Lord Stinhurst raised a hand as if in the hope of forestalling further words. “You do choose your moments, don’t you? This isn’t the time to discuss our marriage. I should think you’d see that if nothing else.”

Always, it was his voice of dismissal. So cold and final. So rigid with restraint. Odd, how it didn’t affect her one way or the other now. She smiled politely. “You’ve misunderstood. We aren’t discussing our marriage, Stuart. There’s nothing to discuss.”

“Then why—”

“I’ve told Elizabeth about her grandfather. I thought we might do it together last night. But when you didn’t come home, I told her myself.” She walked across the room to stand in front of his desk. She rested her knuckles against its pristine surface. Her fingers were newly bare of rings. He watched her but did not speak. “And do you know what she said when I told her that her beloved grandfather had killed her uncle Geoffrey, had snapped his handsome neck in two?”

Stinhurst shook his head. He lowered his eyes.

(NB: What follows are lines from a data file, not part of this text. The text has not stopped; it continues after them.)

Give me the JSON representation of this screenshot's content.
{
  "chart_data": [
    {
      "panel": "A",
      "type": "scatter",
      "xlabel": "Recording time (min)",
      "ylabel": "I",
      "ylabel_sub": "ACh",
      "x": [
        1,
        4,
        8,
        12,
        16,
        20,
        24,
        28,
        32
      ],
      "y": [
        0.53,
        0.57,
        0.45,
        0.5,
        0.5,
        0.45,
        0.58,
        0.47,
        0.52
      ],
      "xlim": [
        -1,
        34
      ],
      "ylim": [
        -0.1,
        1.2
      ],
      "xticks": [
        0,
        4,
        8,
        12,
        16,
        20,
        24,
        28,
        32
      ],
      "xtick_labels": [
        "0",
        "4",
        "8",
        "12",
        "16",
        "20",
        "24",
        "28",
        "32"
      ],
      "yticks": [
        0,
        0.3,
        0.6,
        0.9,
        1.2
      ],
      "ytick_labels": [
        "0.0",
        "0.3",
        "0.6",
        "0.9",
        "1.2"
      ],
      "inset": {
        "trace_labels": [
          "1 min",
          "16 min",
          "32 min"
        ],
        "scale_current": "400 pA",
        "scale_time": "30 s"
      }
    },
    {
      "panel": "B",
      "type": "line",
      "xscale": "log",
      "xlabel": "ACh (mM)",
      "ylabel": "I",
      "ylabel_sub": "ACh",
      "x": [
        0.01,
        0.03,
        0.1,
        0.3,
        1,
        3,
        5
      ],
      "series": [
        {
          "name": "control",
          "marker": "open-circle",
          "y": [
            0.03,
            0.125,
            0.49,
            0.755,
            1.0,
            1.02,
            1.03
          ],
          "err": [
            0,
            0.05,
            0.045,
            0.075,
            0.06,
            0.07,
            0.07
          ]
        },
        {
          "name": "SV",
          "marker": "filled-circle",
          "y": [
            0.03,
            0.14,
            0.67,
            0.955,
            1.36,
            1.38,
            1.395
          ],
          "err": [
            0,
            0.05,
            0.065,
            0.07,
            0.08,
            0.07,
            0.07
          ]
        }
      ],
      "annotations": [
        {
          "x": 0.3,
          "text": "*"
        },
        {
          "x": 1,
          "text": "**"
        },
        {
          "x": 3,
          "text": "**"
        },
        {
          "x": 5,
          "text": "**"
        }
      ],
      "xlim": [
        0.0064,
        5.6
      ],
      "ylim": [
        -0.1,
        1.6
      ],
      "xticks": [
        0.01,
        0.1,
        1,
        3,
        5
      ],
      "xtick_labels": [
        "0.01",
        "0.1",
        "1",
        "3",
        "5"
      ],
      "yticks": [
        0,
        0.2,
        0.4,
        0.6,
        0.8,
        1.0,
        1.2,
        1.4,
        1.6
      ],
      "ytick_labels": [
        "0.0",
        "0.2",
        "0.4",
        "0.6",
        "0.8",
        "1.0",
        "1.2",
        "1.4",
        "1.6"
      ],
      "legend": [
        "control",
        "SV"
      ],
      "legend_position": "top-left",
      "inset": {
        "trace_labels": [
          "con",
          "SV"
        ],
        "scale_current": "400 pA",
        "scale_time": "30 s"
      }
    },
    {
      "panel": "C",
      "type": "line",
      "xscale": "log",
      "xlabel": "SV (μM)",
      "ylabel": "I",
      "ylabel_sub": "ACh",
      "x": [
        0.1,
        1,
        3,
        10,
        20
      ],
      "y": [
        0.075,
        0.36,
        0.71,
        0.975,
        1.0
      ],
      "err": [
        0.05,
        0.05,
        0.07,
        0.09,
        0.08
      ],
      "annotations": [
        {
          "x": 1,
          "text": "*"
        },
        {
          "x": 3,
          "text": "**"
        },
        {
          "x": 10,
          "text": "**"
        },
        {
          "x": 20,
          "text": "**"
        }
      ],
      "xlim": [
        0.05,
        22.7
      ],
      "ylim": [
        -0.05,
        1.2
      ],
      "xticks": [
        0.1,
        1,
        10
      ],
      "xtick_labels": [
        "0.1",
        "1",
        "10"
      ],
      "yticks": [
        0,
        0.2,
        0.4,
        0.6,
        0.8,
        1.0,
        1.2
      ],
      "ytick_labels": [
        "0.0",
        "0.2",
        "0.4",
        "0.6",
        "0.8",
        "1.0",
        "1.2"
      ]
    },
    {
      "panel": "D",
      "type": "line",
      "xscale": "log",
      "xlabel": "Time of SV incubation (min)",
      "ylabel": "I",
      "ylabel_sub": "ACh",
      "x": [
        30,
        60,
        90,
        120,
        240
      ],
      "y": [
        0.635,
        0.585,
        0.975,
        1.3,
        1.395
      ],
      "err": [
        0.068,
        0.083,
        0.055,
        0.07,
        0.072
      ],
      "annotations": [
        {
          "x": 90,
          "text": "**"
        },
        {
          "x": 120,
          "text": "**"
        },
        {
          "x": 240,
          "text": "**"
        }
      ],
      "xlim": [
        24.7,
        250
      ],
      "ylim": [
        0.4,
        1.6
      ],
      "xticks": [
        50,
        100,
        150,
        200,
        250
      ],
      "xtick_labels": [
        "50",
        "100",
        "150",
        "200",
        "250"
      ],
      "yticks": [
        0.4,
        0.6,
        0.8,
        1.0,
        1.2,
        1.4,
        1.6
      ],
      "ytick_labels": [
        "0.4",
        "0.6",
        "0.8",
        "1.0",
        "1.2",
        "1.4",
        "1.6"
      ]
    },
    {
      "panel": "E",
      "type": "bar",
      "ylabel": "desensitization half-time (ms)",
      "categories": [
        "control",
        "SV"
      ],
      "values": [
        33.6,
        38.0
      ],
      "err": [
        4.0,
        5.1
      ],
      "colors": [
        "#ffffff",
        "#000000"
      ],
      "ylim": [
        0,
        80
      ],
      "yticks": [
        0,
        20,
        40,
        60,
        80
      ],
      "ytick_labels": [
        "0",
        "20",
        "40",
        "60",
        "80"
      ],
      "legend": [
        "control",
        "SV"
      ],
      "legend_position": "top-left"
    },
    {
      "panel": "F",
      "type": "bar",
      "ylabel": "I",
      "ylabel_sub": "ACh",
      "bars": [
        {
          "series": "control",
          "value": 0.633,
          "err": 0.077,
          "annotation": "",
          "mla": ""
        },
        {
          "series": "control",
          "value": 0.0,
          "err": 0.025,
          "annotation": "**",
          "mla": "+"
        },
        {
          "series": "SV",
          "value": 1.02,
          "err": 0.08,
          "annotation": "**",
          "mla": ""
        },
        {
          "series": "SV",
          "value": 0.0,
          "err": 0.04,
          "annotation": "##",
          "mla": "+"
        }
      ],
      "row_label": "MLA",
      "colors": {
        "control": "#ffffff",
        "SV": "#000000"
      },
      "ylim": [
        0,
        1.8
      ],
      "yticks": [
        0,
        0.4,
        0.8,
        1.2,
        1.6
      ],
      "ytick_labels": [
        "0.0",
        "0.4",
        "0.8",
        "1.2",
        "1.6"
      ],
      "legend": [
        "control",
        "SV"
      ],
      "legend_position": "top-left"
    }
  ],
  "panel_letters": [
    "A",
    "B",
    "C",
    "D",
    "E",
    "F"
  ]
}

“She said, ‘Mummy, you’re standing in the way of the telly. Would you move, please?’ And I thought, isn’t that rich? All these years, dedicated to protecting the sacred memory of a grandfather she adored, have come down to this. Of course, I stepped out of her way at once. I’m like that, aren’t I? Always cooperative, eager to please. Always hoping things will turn out for the best if I ignore them long enough. I’m a shell of a person in a shell of a marriage, wandering round a fine house in Holland Park with every advantage save the one I’ve wanted so desperately all these years. Love.” Lady Stinhurst watched for a reaction on her husband’s face. There was nothing. She continued. “I knew then that I can’t save Elizabeth. She’s lived in a house of lies and half-truths for too many years. She can only save herself. As can I.”